Chapitre 37


La tempête dura deux jours et trois nuits. Ce n'était rien. Eloi Macollet l'affirmait qui s'était promu gardien des feux, jour et nuit, entretenant le foyer de l'âtre, bourrant le poêle, le four où l'on cuisait pain et gâteaux – il fallait se soutenir – et le seul à se glisser dehors pour se rendre au bûcher.

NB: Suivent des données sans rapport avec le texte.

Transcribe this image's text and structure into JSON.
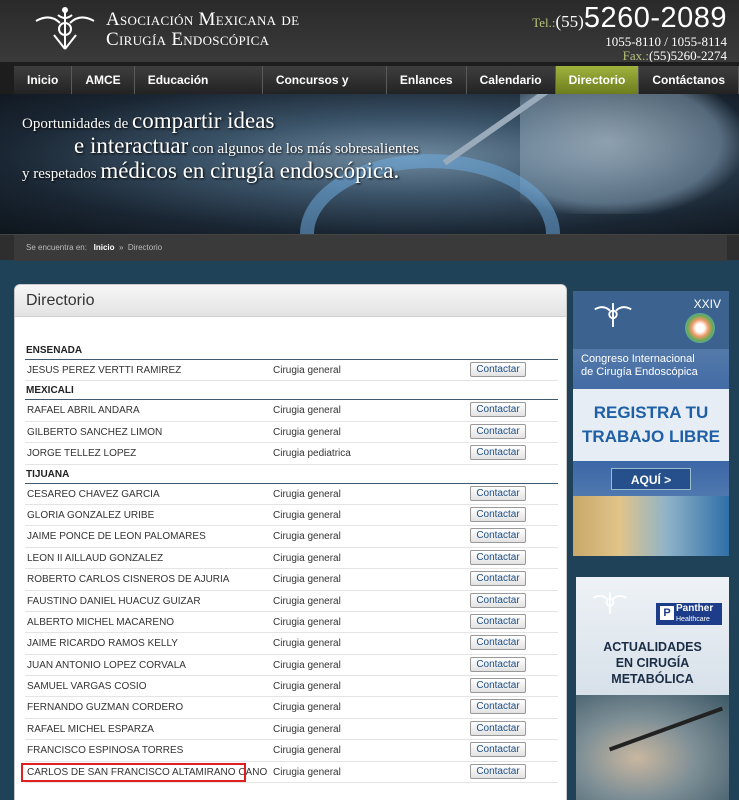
{
  "site": {
    "name_line1": "Asociación Mexicana de",
    "name_line2": "Cirugía Endoscópica",
    "tel_label": "Tel.:",
    "tel_prefix": "(55)",
    "tel_main": "5260-2089",
    "tel_other": "1055-8110 / 1055-8114",
    "fax_label": "Fax.:",
    "fax_number": "(55)5260-2274"
  },
  "nav": [
    {
      "label": "Inicio",
      "active": false
    },
    {
      "label": "AMCE",
      "active": false
    },
    {
      "label": "Educación Contínua",
      "active": false
    },
    {
      "label": "Concursos y Becas",
      "active": false
    },
    {
      "label": "Enlances",
      "active": false
    },
    {
      "label": "Calendario",
      "active": false
    },
    {
      "label": "Directorio",
      "active": true
    },
    {
      "label": "Contáctanos",
      "active": false
    }
  ],
  "banner": {
    "t1a": "Oportunidades de ",
    "t1b": "compartir ideas",
    "t2a": "e interactuar",
    "t2b": " con algunos de los más sobresalientes",
    "t3a": "y respetados ",
    "t3b": "médicos",
    "t3c": " en cirugía endoscópica."
  },
  "breadcrumb": {
    "label": "Se encuentra en:",
    "home": "Inicio",
    "sep": "»",
    "current": "Directorio"
  },
  "directory": {
    "title": "Directorio",
    "button_label": "Contactar",
    "groups": [
      {
        "city": "ENSENADA",
        "rows": [
          {
            "name": "JESUS PEREZ VERTTI RAMIREZ",
            "specialty": "Cirugia general"
          }
        ]
      },
      {
        "city": "MEXICALI",
        "rows": [
          {
            "name": "RAFAEL ABRIL ANDARA",
            "specialty": "Cirugia general"
          },
          {
            "name": "GILBERTO SANCHEZ LIMON",
            "specialty": "Cirugia general"
          },
          {
            "name": "JORGE TELLEZ LOPEZ",
            "specialty": "Cirugia pediatrica"
          }
        ]
      },
      {
        "city": "TIJUANA",
        "rows": [
          {
            "name": "CESAREO CHAVEZ GARCIA",
            "specialty": "Cirugia general"
          },
          {
            "name": "GLORIA GONZALEZ URIBE",
            "specialty": "Cirugia general"
          },
          {
            "name": "JAIME PONCE DE LEON PALOMARES",
            "specialty": "Cirugia general"
          },
          {
            "name": "LEON II AILLAUD GONZALEZ",
            "specialty": "Cirugia general"
          },
          {
            "name": "ROBERTO CARLOS CISNEROS DE AJURIA",
            "specialty": "Cirugia general"
          },
          {
            "name": "FAUSTINO DANIEL HUACUZ GUIZAR",
            "specialty": "Cirugia general"
          },
          {
            "name": "ALBERTO MICHEL MACARENO",
            "specialty": "Cirugia general"
          },
          {
            "name": "JAIME RICARDO RAMOS KELLY",
            "specialty": "Cirugia general"
          },
          {
            "name": "JUAN ANTONIO LOPEZ CORVALA",
            "specialty": "Cirugia general"
          },
          {
            "name": "SAMUEL VARGAS COSIO",
            "specialty": "Cirugia general"
          },
          {
            "name": "FERNANDO GUZMAN CORDERO",
            "specialty": "Cirugia general"
          },
          {
            "name": "RAFAEL MICHEL ESPARZA",
            "specialty": "Cirugia general"
          },
          {
            "name": "FRANCISCO ESPINOSA TORRES",
            "specialty": "Cirugia general"
          },
          {
            "name": "CARLOS DE SAN FRANCISCO ALTAMIRANO CANO",
            "specialty": "Cirugia general",
            "highlighted": true
          }
        ]
      }
    ]
  },
  "ad_congreso": {
    "edition": "XXIV",
    "line1": "Congreso Internacional",
    "line2": "de Cirugía Endoscópica",
    "cta1": "REGISTRA TU",
    "cta2": "TRABAJO LIBRE",
    "button": "AQUÍ >"
  },
  "ad_metabolica": {
    "sponsor": "Panther",
    "sponsor_sub": "Healthcare",
    "line1": "ACTUALIDADES",
    "line2": "EN CIRUGÍA",
    "line3": "METABÓLICA"
  },
  "colors": {
    "accent_nav_active": "#8a9e2b",
    "page_bg": "#1f4258",
    "highlight": "#e02020"
  }
}
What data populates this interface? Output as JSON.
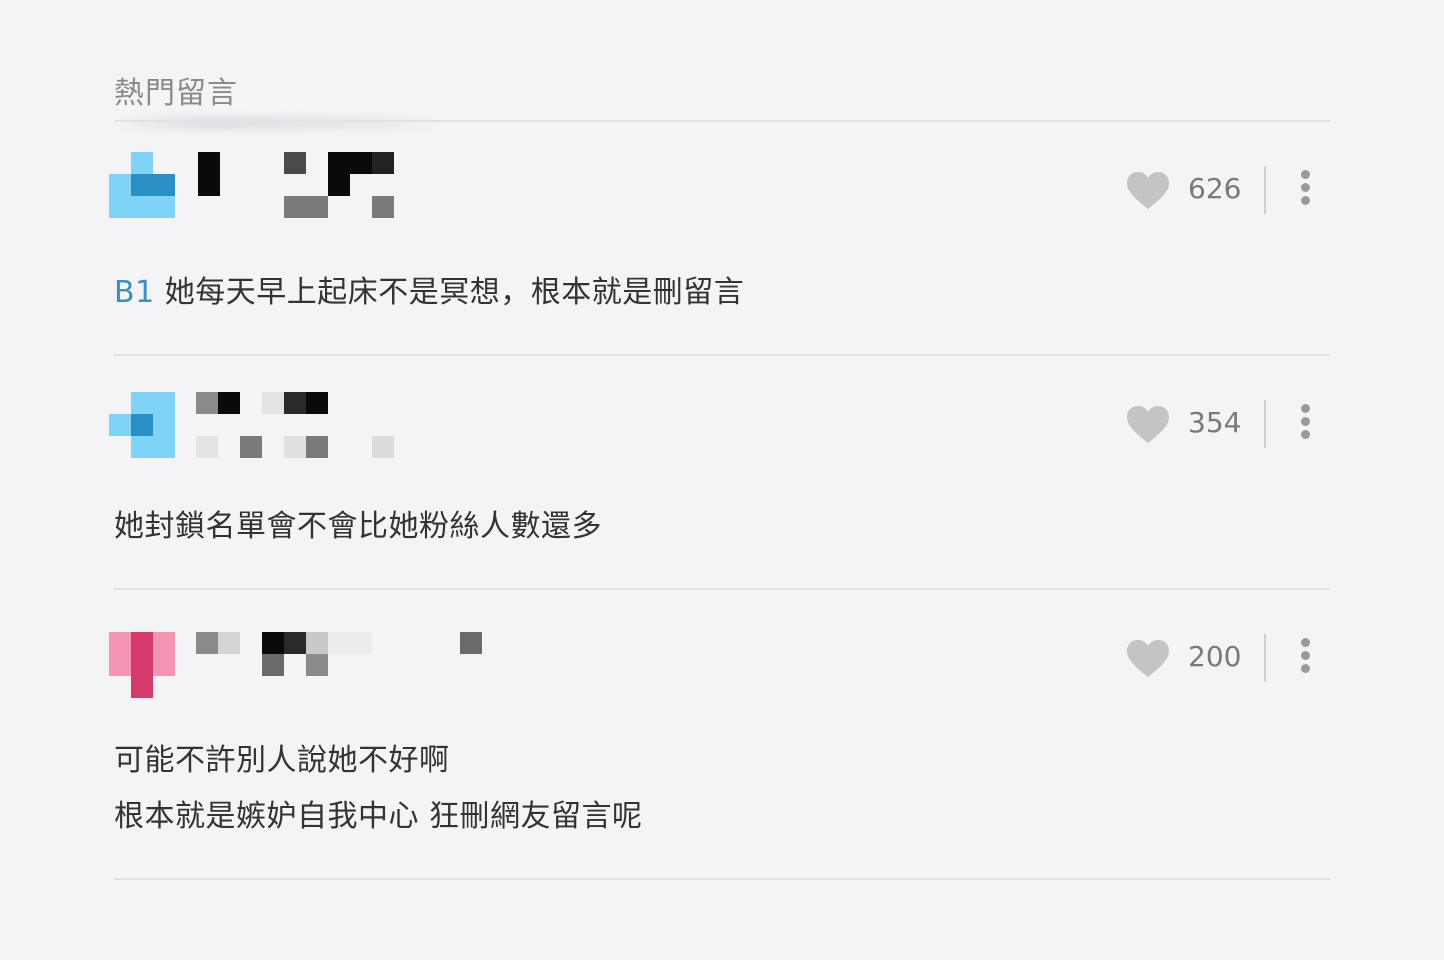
{
  "section": {
    "title": "熱門留言"
  },
  "comments": [
    {
      "floor": "B1",
      "text": "她每天早上起床不是冥想，根本就是刪留言",
      "likes": "626",
      "like_icon": "heart-icon",
      "more_icon": "more-vertical-icon",
      "avatar_color": "#7fd3f7"
    },
    {
      "text": "她封鎖名單會不會比她粉絲人數還多",
      "likes": "354",
      "like_icon": "heart-icon",
      "more_icon": "more-vertical-icon",
      "avatar_color": "#7fd3f7"
    },
    {
      "text_lines": [
        "可能不許別人說她不好啊",
        "根本就是嫉妒自我中心 狂刪網友留言呢"
      ],
      "likes": "200",
      "like_icon": "heart-icon",
      "more_icon": "more-vertical-icon",
      "avatar_color": "#f594b3"
    }
  ]
}
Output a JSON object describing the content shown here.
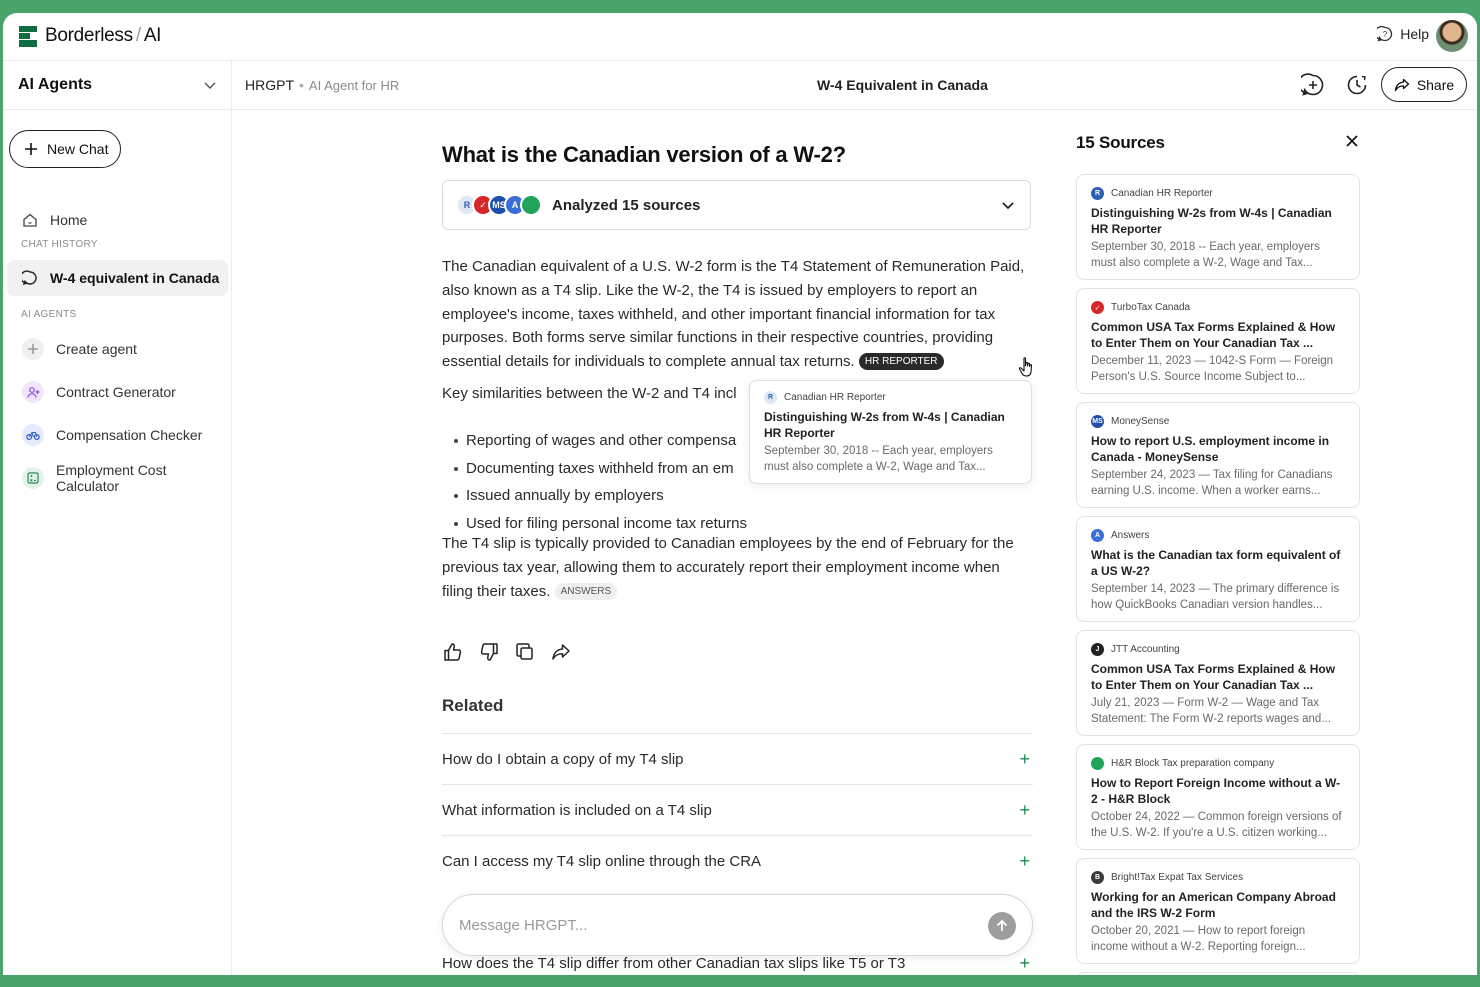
{
  "app": {
    "brand": "Borderless",
    "brand_suffix": "AI",
    "help_label": "Help"
  },
  "sidebar": {
    "section_title": "AI Agents",
    "new_chat_label": "New Chat",
    "home_label": "Home",
    "chat_history_label": "CHAT HISTORY",
    "history": [
      {
        "label": "W-4 equivalent in Canada"
      }
    ],
    "ai_agents_label": "AI AGENTS",
    "agents": [
      {
        "label": "Create agent",
        "icon": "plus-icon"
      },
      {
        "label": "Contract Generator",
        "icon": "user-plus-icon"
      },
      {
        "label": "Compensation Checker",
        "icon": "bicycle-icon"
      },
      {
        "label": "Employment Cost Calculator",
        "icon": "calculator-icon"
      }
    ]
  },
  "header": {
    "agent_name": "HRGPT",
    "agent_desc": "AI Agent for HR",
    "conversation_title": "W-4 Equivalent in Canada",
    "share_label": "Share"
  },
  "conversation": {
    "question": "What is the Canadian version of a W-2?",
    "analyzed_label": "Analyzed 15 sources",
    "answer_p1": "The Canadian equivalent of a U.S. W-2 form is the T4 Statement of Remuneration Paid, also known as a T4 slip. Like the W-2, the T4 is issued by employers to report an employee's income, taxes withheld, and other important financial information for tax purposes. Both forms serve similar functions in their respective countries, providing essential details for individuals to complete annual tax returns.",
    "citation_1": "HR REPORTER",
    "answer_p2": "Key similarities between the W-2 and T4 incl",
    "bullets": [
      "Reporting of wages and other compensa",
      "Documenting taxes withheld from an em",
      "Issued annually by employers",
      "Used for filing personal income tax returns"
    ],
    "answer_p3": "The T4 slip is typically provided to Canadian employees by the end of February for the previous tax year, allowing them to accurately report their employment income when filing their taxes.",
    "citation_2": "ANSWERS",
    "hover_card": {
      "site": "Canadian HR Reporter",
      "title": "Distinguishing W-2s from W-4s | Canadian HR Reporter",
      "snippet": "September 30, 2018 -- Each year, employers must also complete a W-2, Wage and Tax..."
    }
  },
  "related": {
    "title": "Related",
    "items": [
      "How do I obtain a copy of my T4 slip",
      "What information is included on a T4 slip",
      "Can I access my T4 slip online through the CRA",
      "How does the T4 slip differ from other Canadian tax slips like T5 or T3"
    ]
  },
  "composer": {
    "placeholder": "Message HRGPT..."
  },
  "sources": {
    "title": "15 Sources",
    "cards": [
      {
        "site": "Canadian HR Reporter",
        "title": "Distinguishing W-2s from W-4s | Canadian HR Reporter",
        "snippet": "September 30, 2018 -- Each year, employers must also complete a W-2, Wage and Tax...",
        "icon_color": "#2b5fb8",
        "icon_text": "R"
      },
      {
        "site": "TurboTax Canada",
        "title": "Common USA Tax Forms Explained & How to Enter Them on Your Canadian Tax ...",
        "snippet": "December 11, 2023 — 1042-S Form — Foreign Person's U.S. Source Income Subject to...",
        "icon_color": "#d62828",
        "icon_text": "✓"
      },
      {
        "site": "MoneySense",
        "title": "How to report U.S. employment income in Canada - MoneySense",
        "snippet": "September 24, 2023 — Tax filing for Canadians earning U.S. income. When a worker earns...",
        "icon_color": "#1f4fa6",
        "icon_text": "MS"
      },
      {
        "site": "Answers",
        "title": "What is the Canadian tax form equivalent of a US W-2?",
        "snippet": "September 14, 2023 — The primary difference is how QuickBooks Canadian version handles...",
        "icon_color": "#3a6fd8",
        "icon_text": "A"
      },
      {
        "site": "JTT Accounting",
        "title": "Common USA Tax Forms Explained & How to Enter Them on Your Canadian Tax ...",
        "snippet": "July 21, 2023 — Form W-2 — Wage and Tax Statement: The Form W-2 reports wages and...",
        "icon_color": "#222222",
        "icon_text": "J"
      },
      {
        "site": "H&R Block Tax preparation company",
        "title": "How to Report Foreign Income without a W-2 - H&R Block",
        "snippet": "October 24, 2022 — Common foreign versions of the U.S. W-2. If you're a U.S. citizen working...",
        "icon_color": "#22a35a",
        "icon_text": ""
      },
      {
        "site": "Bright!Tax Expat Tax Services",
        "title": "Working for an American Company Abroad and the IRS W-2 Form",
        "snippet": "October 20, 2021 — How to report foreign income without a W-2. Reporting foreign...",
        "icon_color": "#3b3b3b",
        "icon_text": "B"
      }
    ]
  }
}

On dut maintenir les volets clos. On entendait le grésil des cristaux de neige y crépiter avec une violence rageuse. Le vent du nord-est, le grand ravageur dément, passait alentour avec un sifflement continu qui, par moments, s'immobilisait, se renversait en une brusque bourrasque, se jetant à poings levés contre les murs et les secouant et les ébranlant dans un éclatement d'explosions sourdes. Puis le sifflement continu reprenait.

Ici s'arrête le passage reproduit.